How to get a better proof Given a string $S$ which is a representation of a number in base $2$ i.e. a string of 0s and 1s, we need to find out the maximum possible value obtainable by erasing exactly one digit. The string's most significant digit is 1. This means $S$ represents a number greater than $0$.
I have a proof. If there is a more short and sweet proof please post it.
Let $S = aXYb$ where, $X$, $Y$ are single digits and $a$, $b$ are the bits to left of $X$ and to right of $Y$ respectively.
Then two important observations.
a. If $X$ = $Y$, we will obtain the same value aXb whether we remove X or Y.
b. We can then represent String S as a sequence of alternating groups of 1's and 0's i.e.


*

*$S = 11..100...011..100...0$, if $S$ ends in zero

*$S = 11..100...011..1$, if $S$ ends in one.
Within each group of 1's or 0's, we can remove any of digits of the same digit group and obtain same final value as obtained from observation above. Now, if $N = length(S)$, then our result is of length $N - 1$. We proceed fromthe $(N-1)$th bit(MSB) to the 1st bit(LSB) of resultant string and see if we can set the $i^{th}$ bit. We can have MSB of final result as 1 as the MSB of $S$ is 1. Using similar logic, we won't remove any of digits from the leftmost 1 digit group of $S$. Now consider the next digit of resultant string. We can place a 1 there only if the leftmost 0s group of $S$ is of length 1 since we can remove only one digit. Otherwise, we we will have the bit set to 0. To see that, we can write $S$ as $S = 1...10..01X$. To obtain maximum value, it is easy to see that we need to bring 1 (adjacent to X) to the left. Thus we need to remove a 0 from the lefmost 0 group.
I want to improve my discrete mathematics thinking. Thank you.
 A: It’s essentially the same argument, but presented a bit more elegantly.
Suppose that the bit string is $\sigma=1b_1b_2\ldots b_n$. For $k=1,\ldots,n$ let $\sigma_k$ be the bit string that remains when $b_k$ is deleted, and let $\lambda_k$ be the substring of $\sigma$ to the left of $b_k$.


*

*If $b_k=b_{k+1}$, clearly $\sigma_k=\sigma_{k+1}$. 

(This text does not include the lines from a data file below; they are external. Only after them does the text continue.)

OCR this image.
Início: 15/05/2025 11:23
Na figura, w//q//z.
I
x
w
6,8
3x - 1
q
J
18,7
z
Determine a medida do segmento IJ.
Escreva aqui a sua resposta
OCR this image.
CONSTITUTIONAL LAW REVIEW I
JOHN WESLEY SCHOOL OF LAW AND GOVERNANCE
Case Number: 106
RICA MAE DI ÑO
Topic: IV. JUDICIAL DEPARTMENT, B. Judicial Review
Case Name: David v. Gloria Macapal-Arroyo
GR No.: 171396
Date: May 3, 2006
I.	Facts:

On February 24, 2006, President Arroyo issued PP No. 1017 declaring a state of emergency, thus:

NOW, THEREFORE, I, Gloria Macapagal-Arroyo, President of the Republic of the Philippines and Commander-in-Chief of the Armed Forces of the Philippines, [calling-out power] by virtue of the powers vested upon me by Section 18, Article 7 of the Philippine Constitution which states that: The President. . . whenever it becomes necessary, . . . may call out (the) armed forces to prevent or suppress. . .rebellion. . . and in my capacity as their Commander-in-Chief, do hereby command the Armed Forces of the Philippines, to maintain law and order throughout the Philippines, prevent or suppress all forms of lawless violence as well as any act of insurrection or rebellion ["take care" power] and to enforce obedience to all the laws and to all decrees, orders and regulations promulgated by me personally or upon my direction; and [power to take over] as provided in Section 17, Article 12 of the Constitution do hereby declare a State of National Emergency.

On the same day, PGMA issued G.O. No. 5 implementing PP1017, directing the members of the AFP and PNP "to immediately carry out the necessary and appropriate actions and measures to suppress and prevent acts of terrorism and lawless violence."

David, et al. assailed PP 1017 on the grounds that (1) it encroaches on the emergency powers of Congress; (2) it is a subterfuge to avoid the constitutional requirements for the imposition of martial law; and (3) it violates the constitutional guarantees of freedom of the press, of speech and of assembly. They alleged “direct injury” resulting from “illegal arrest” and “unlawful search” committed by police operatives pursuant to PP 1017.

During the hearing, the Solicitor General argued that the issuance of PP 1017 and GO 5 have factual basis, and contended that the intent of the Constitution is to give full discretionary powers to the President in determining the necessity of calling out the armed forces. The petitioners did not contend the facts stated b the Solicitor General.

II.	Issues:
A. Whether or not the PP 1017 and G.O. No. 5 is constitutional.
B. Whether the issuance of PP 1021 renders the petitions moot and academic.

*If $b_k=0$, $b_{k+1}=1$, and $k<\ell$, the first $k+1$ bits of $\sigma_k$ are $\lambda_k1$, while the first $k+1$ bits of $\sigma_\ell$ are $\lambda_k0$, so $\sigma_k>\sigma_\ell$, where the order may be thought of either as lexicographic order or as the ordinary numerical order of the integers represented in binary by the bit strings. 

*Similarly, if $b_k=1$, $b_{k+1}=0$, and $k<\ell$, the first $k+1$ bits of $\sigma_k$ are $\lambda_k0$, while the first $k+1$ bits of $\sigma_\ell$ are $\lambda_k1$, so $\sigma_k<\sigma_\ell$.
Clearly if all bits of $\sigma$ are $1$, it makes no difference which we remove. Now suppose that $\sigma$ has a zero bit, and let $b_k$ be the leftmost zero bit. The first two points combined show that $\sigma_k\ge\sigma_\ell$ for all $\ell>k$, and the third shows that $\sigma_k>\sigma_\ell$ for all $\ell<k$, so removing the first zero maximizes the resulting string.